What's New in Publishing 16 Sep 2020 06:55

iPhone users are about to receive access to Apple’s latest mobile operating system, iOS 14. It will come with the usual array of shiny new features, but the real game-changer will be missing – at least until January.

For the first time, iOS 14 is to require apps to get permission from users before collecting their data – giving users an opt-in to this compromise to their privacy.

This caused a major backlash from companies that rely on this data to make money, most notably Facebook. So why did Apple decide to jeopardise the business models of major rivals and their advertisers, and will the postponement make any difference?

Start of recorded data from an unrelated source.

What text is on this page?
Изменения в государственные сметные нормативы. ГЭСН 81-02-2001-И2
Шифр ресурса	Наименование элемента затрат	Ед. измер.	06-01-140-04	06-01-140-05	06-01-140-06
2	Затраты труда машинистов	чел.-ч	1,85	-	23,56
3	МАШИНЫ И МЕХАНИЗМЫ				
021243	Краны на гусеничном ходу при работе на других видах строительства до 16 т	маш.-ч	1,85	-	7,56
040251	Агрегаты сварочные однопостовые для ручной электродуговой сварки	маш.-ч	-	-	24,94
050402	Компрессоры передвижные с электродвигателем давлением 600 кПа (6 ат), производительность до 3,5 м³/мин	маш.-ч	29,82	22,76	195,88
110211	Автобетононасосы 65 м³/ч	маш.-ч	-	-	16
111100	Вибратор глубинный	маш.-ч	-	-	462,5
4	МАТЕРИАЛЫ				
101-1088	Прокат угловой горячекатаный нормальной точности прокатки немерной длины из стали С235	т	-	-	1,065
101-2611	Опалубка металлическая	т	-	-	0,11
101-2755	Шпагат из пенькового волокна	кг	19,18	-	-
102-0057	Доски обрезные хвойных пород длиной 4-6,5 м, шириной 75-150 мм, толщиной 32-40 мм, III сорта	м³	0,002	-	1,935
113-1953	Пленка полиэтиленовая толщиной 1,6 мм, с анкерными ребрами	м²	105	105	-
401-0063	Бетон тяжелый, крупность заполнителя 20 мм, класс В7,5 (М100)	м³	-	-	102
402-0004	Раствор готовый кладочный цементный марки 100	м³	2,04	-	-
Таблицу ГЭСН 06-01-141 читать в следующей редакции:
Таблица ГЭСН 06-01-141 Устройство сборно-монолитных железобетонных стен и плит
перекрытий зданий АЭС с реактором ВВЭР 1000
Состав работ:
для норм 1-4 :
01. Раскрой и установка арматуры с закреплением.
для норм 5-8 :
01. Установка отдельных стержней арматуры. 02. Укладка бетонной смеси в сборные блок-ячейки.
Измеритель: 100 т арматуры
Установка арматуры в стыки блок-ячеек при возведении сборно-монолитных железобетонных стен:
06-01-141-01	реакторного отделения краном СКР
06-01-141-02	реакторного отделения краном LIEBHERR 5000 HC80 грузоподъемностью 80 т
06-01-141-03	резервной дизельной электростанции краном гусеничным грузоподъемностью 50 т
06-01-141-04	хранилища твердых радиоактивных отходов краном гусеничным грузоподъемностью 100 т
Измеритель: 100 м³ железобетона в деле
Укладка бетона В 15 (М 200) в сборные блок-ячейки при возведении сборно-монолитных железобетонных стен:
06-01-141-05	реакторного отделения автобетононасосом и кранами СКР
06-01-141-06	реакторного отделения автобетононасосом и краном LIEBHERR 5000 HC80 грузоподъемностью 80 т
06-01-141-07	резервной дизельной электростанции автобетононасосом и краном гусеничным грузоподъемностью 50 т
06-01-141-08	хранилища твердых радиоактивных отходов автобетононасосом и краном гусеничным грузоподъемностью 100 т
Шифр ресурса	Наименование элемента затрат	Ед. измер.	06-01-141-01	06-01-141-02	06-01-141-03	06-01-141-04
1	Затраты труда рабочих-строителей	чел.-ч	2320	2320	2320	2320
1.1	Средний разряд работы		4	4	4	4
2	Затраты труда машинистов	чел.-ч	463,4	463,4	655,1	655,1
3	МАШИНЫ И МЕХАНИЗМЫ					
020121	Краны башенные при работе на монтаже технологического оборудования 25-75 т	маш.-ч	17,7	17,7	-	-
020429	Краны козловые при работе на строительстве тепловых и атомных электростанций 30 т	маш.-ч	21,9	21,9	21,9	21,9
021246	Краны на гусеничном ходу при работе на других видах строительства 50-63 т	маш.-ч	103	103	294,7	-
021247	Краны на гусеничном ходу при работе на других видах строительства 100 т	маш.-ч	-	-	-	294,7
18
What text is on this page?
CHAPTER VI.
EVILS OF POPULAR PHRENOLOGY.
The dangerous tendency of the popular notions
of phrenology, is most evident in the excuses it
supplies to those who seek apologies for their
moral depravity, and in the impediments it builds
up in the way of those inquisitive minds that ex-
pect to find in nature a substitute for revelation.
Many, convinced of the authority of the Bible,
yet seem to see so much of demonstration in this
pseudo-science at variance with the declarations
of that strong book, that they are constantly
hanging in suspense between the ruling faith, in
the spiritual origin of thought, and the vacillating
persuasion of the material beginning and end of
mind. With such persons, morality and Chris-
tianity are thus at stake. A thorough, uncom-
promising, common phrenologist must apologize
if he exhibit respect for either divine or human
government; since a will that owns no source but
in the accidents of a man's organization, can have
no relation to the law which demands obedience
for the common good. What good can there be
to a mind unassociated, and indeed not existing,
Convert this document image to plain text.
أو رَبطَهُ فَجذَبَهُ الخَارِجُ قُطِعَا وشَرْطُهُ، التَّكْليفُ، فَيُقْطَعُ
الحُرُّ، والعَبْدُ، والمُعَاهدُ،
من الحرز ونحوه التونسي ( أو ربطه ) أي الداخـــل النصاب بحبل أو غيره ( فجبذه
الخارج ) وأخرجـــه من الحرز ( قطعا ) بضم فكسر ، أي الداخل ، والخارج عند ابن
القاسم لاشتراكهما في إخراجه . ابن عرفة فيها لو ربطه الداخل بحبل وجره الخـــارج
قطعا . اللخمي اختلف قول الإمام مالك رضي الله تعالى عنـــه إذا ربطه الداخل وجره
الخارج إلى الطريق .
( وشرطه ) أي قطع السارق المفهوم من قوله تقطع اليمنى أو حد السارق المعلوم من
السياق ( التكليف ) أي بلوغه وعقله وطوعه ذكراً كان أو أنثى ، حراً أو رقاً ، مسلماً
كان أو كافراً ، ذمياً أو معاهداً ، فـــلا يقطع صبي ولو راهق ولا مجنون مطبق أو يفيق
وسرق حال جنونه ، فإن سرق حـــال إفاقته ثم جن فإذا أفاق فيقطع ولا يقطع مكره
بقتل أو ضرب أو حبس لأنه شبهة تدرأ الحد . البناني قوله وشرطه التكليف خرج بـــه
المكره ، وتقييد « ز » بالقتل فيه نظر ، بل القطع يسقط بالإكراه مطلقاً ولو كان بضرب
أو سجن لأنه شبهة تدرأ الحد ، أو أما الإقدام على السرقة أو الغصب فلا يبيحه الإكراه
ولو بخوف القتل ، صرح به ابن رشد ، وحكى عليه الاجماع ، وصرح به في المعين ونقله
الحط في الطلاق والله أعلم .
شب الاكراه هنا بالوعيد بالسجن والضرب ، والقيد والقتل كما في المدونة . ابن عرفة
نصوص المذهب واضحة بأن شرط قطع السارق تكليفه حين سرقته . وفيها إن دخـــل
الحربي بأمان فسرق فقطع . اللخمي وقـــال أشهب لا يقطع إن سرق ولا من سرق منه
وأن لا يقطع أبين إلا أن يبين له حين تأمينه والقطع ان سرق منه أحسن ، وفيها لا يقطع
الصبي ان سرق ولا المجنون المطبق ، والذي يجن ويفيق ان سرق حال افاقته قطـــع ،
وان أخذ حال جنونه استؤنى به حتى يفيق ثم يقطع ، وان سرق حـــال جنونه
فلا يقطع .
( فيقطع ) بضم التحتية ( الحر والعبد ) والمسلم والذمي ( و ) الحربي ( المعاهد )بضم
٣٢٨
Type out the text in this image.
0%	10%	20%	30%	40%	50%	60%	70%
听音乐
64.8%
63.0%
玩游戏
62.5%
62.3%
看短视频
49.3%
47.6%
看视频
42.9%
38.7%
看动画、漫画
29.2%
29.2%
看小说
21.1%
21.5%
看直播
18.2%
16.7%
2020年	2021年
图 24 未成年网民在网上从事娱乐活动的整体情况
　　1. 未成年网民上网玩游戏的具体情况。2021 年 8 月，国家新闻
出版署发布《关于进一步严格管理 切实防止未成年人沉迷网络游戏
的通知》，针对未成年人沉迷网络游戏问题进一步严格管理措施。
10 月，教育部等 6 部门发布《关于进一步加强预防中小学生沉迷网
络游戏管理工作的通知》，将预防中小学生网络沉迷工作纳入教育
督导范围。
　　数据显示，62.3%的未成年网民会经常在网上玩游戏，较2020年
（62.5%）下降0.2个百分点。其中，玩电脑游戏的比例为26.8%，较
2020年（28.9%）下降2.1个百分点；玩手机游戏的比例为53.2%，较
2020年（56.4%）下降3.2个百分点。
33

iPhone with iOS 14 operating system
Ten four, let’s go to war! DANIEL CONSTANTE

The backlash

The opt-in is not the only change in iOS 14 that gives users more privacy protection, but it has attracted the most attention. Privacy campaigners will applaud the move, but the reaction from the media business has been mixed. The likes of American online publishing trade body Digital Content Next thought it would potentially benefit members.

Whether publishers win or lose very much depends on their business model and customer base. Publishers’ model of selling their product to consumers and selling space to advertisers has been badly damaged by the internet. All the free content online drove down physical sales, which in turn eroded advertising income.

Moreover, Apple doesn’t need to exploit customers’ data. Apple’s revenues derive mostly from hardware products and software licences. This business model requires large upfront investment and constant innovation, but is difficult to copy (due to patents, technical capacity and talent) and creates high barriers to entry.